ここを見に来てくれる方々はツーリング好きが多いでしょうからロードレースのことは興味が薄いかもしれません。しかし、自転車が走る上での技術革新のお話しとなれば聞き耳をたてても損はありません。
先日のヨーロッパでのクラシックレース、ミラノーサンレモで1つのイノベーションが起こりました。スロベニアチャンピオンのマテイ・モホリッチ選手が新しい機材を使用して優勝したんです。
その注目すべき機材はドロッパーシートポスト。シートポストをハンドルに付けたスイッチを押すことで瞬時に短く(サドルを低く)できるんです。これはMTB界では一般的なんですが、ロードレースで使用して優勝。二位ではダメです。優勝することが重要。
以前にもロードレースで使われたことがあるそうですが、今回のように話題にならなかったのは優勝しなかったからかもしれません。
ドロッパーシートポストを使ってダウンヒルの時にサドルを下げ、これによってコーナーでのコントロール性が上がったり、フルブレーキングによる前方宙返りを抑制したり、空気抵抗が減ったり、そういったメリットがあります。安心安全な機材と言えるでしょう。
時速100kmに迫るとも言われるロードレースのダウンヒル。

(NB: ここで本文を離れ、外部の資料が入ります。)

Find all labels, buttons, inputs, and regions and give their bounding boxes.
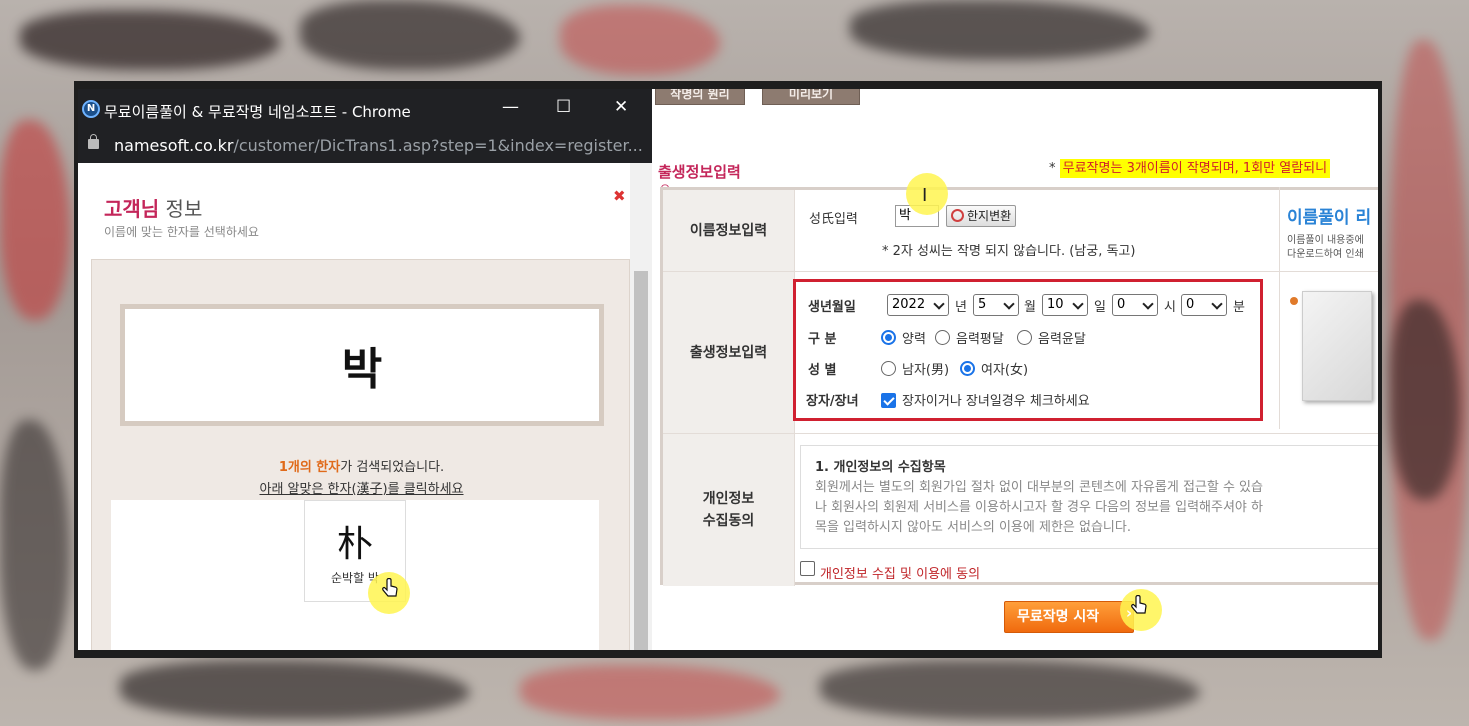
- start-naming-label: 무료작명 시작: [1017, 609, 1100, 625]
- tab-naming-principle[interactable]: 작명의 원리: [655, 89, 745, 105]
- window-title: 무료이름풀이 & 무료작명 네임소프트 - Chrome: [104, 103, 411, 121]
- popup-heading: 고객님 정보: [104, 193, 202, 222]
- notice-prefix: *: [1049, 161, 1060, 176]
- hand-cursor-icon-popup: [382, 578, 398, 597]
- tab-preview[interactable]: 미리보기: [762, 89, 860, 105]
- privacy-terms-box: 1. 개인정보의 수집항목 회원께서는 별도의 회원가입 절차 없이 대부분의 …: [800, 445, 1378, 549]
- namesoft-logo-icon: N: [82, 100, 100, 118]
- lock-icon: [88, 134, 99, 149]
- popup-subheading: 이름에 맞는 한자를 선택하세요: [104, 225, 259, 239]
- popup-content: 고객님 정보 이름에 맞는 한자를 선택하세요 ✖ 박 1개의 한자가 검색되었…: [78, 163, 652, 650]
- booklet-image: [1302, 291, 1372, 401]
- heading-rest: 정보: [159, 197, 203, 221]
- hanja-search-panel: 박 1개의 한자가 검색되었습니다. 아래 알맞은 한자(漢子)를 클릭하세요 …: [91, 259, 630, 650]
- convert-hanja-label: 한지변환: [967, 209, 1012, 223]
- ad-line1: 이름풀이 내용중에: [1287, 235, 1364, 246]
- birth-info-highlight-box: [793, 279, 1263, 421]
- privacy-label-line1: 개인정보: [702, 491, 755, 507]
- registration-page: 작명의 원리 미리보기 출생정보입력 요 * 무료작명는 3개이름이 작명되며,…: [652, 89, 1378, 650]
- query-character: 박: [120, 304, 604, 426]
- click-instruction: 아래 알맞은 한자(漢子)를 클릭하세요: [259, 482, 464, 497]
- surname-note: * 2자 성씨는 작명 되지 않습니다. (남궁, 독고): [882, 244, 1136, 259]
- privacy-agree-checkbox[interactable]: [800, 561, 815, 576]
- privacy-line1: 회원께서는 별도의 회원가입 절차 없이 대부분의 콘텐츠에 자유롭게 접근할 …: [815, 480, 1263, 495]
- privacy-label-line2: 수집동의: [702, 513, 755, 529]
- popup-close-icon[interactable]: ✖: [613, 187, 626, 205]
- url-text: namesoft.co.kr/customer/DicTrans1.asp?st…: [114, 136, 643, 155]
- section-title: 출생정보입력: [658, 163, 741, 181]
- hanja-character: 朴: [336, 524, 373, 565]
- privacy-line3: 목을 입력하시지 않아도 서비스의 이용에 제한은 없습니다.: [815, 520, 1131, 535]
- surname-label: 성氏입력: [809, 212, 858, 227]
- name-info-label: 이름정보입력: [663, 190, 795, 271]
- found-count-text: 1개의 한자가 검색되었습니다.: [92, 456, 631, 475]
- found-count: 1개의 한자: [278, 460, 341, 475]
- url-domain: namesoft.co.kr: [114, 136, 234, 155]
- start-naming-button[interactable]: 무료작명 시작: [1004, 601, 1134, 633]
- notice-highlight: 무료작명는 3개이름이 작명되며, 1회만 열람되니: [1059, 159, 1331, 178]
- name-info-row: 이름정보입력 성氏입력 박 한지변환 * 2자 성씨는 작명 되지 않습니다. …: [663, 190, 1378, 272]
- ad-banner[interactable]: 이름풀이 리 이름풀이 내용중에 다운로드하여 인쇄: [1279, 187, 1378, 429]
- decor-dot: [1290, 297, 1298, 305]
- popup-scrollbar[interactable]: [630, 163, 652, 650]
- text-cursor-icon: I: [922, 185, 928, 206]
- privacy-agree-label: 개인정보 수집 및 이용에 동의: [820, 567, 981, 582]
- convert-hanja-button[interactable]: 한지변환: [946, 205, 1017, 227]
- notice-text: * 무료작명는 3개이름이 작명되며, 1회만 열람되니: [1049, 157, 1331, 178]
- close-window-button[interactable]: ✕: [614, 97, 628, 117]
- refresh-icon: [951, 209, 964, 222]
- address-bar[interactable]: namesoft.co.kr/customer/DicTrans1.asp?st…: [78, 129, 652, 163]
- window-titlebar: N 무료이름풀이 & 무료작명 네임소프트 - Chrome — ☐ ✕: [78, 89, 652, 129]
- maximize-button[interactable]: ☐: [556, 97, 571, 117]
- birth-info-label: 출생정보입력: [663, 272, 795, 433]
- scrollbar-thumb[interactable]: [634, 271, 648, 650]
- minimize-button[interactable]: —: [502, 97, 519, 117]
- hand-cursor-icon: [1131, 595, 1147, 614]
- heading-strong: 고객님: [104, 197, 160, 221]
- privacy-label: 개인정보수집동의: [663, 434, 795, 586]
- ad-line2: 다운로드하여 인쇄: [1287, 249, 1364, 260]
- found-rest: 가 검색되었습니다.: [340, 460, 445, 475]
- ad-title: 이름풀이 리: [1287, 208, 1372, 228]
- privacy-heading: 1. 개인정보의 수집항목: [815, 460, 946, 475]
- privacy-line2: 나 회원사의 회원제 서비스를 이용하시고자 할 경우 다음의 정보를 입력해주…: [815, 500, 1263, 515]
- hanja-results-area: 朴 순박할 박: [111, 500, 599, 650]
- url-path: /customer/DicTrans1.asp?step=1&index=reg…: [233, 136, 643, 155]
- hanja-popup-window: N 무료이름풀이 & 무료작명 네임소프트 - Chrome — ☐ ✕ nam…: [78, 89, 652, 650]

その速度からフルブレーキングできること、それが容易であることは十分なアドバンテージになります。
リカンベントに乗るようになって下りが楽しくなり、恐怖を感じるスピードは今までより速くなりました。前方宙返りするリスクが少なく、フルブレーキングで短い距離でスピードを落とせるからです。
レースの世界でイノベーションが起こった時、これがルールに違反しているかどうかが話題になります。UCIは直ぐに声明を出しました。この技術は2014年に既にルールに違反しないこととしているそうです。ドロッパーシートポストが新たな常識になるのか。次のレースで各チームの対応が楽しみです。